Feds open catastrophic plans to displaced customers
Americans who haven't replaced their canceled health insurance plans can now buy catastrophic coverage and receive a temporary hardship exemption from the individual mandate, the White House announced Thursday.
U.S Department of Health & Human Services Secretary Kathleen Sebelius communicated the policy change in a letter to U.S. senators who wrote to her on behalf of constituents upset that they lost coverage, The Washington Times noted.
The reason for the change, Sebelius' letter said, was to ensure "the smoothest transition possible" for uninsured people "having difficulty finding an acceptable replacement [plan] in the marketplace."
Responding to public din after insurance cancellations, President Barack Obama proposed a temporary reinstatement of canceled plans; but when some states rejected that fix, finding another way to help the insurance-deprived became necessary, according to The New York Times.

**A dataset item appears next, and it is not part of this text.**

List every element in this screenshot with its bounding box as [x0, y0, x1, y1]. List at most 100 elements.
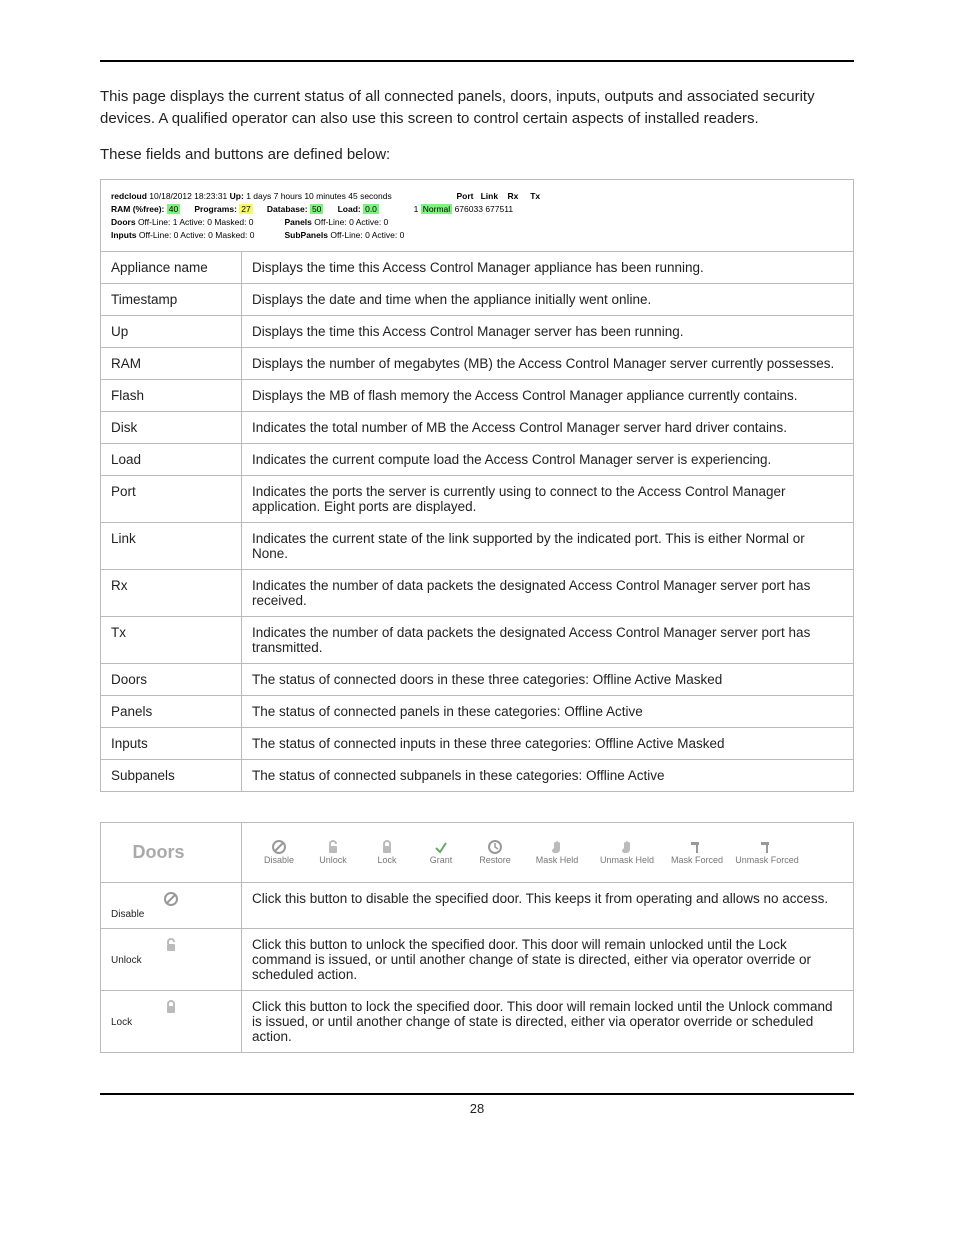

Catastrophic plans offer skeletal coverage that's meant for customers under the age of 30, ABC News reported. Accordingly, catastrophic plan premiums are about 20 percent lower than those of other exchange plans, Sebelius' letter said. What's controversial about using catastrophic plans as a last-minute stopgap is that the Obama Administration once called them substandard, The Washington Times noted.
Already beset by the challenges of operationalizing reform, payers objected to another Affordable Care Act requirement dropped on their doorsteps without warning. "This latest rule change could cause significant instability in the marketplace and lead to further confusion and disruption for customers," Robert Zirkelbach, spokesman for America's Health Insurance Plans, told ABC. AHIP previously proposed accommodating the uninsured by allowing 10 extra days to pay January premiums.
Finally, Republican leaders criticized the Obama administration for changing ACA policy on the brink of today's individual health insurance enrollment deadline.
"Holding a fire sale of cheap insurance is not a responsible fix for a broken program," Senator Marco Rubio (R-Fla.) told The Washington Times. "This is a slap in the face to the thousands of Americans who have already purchased expensive insurance through the Obamacare exchanges."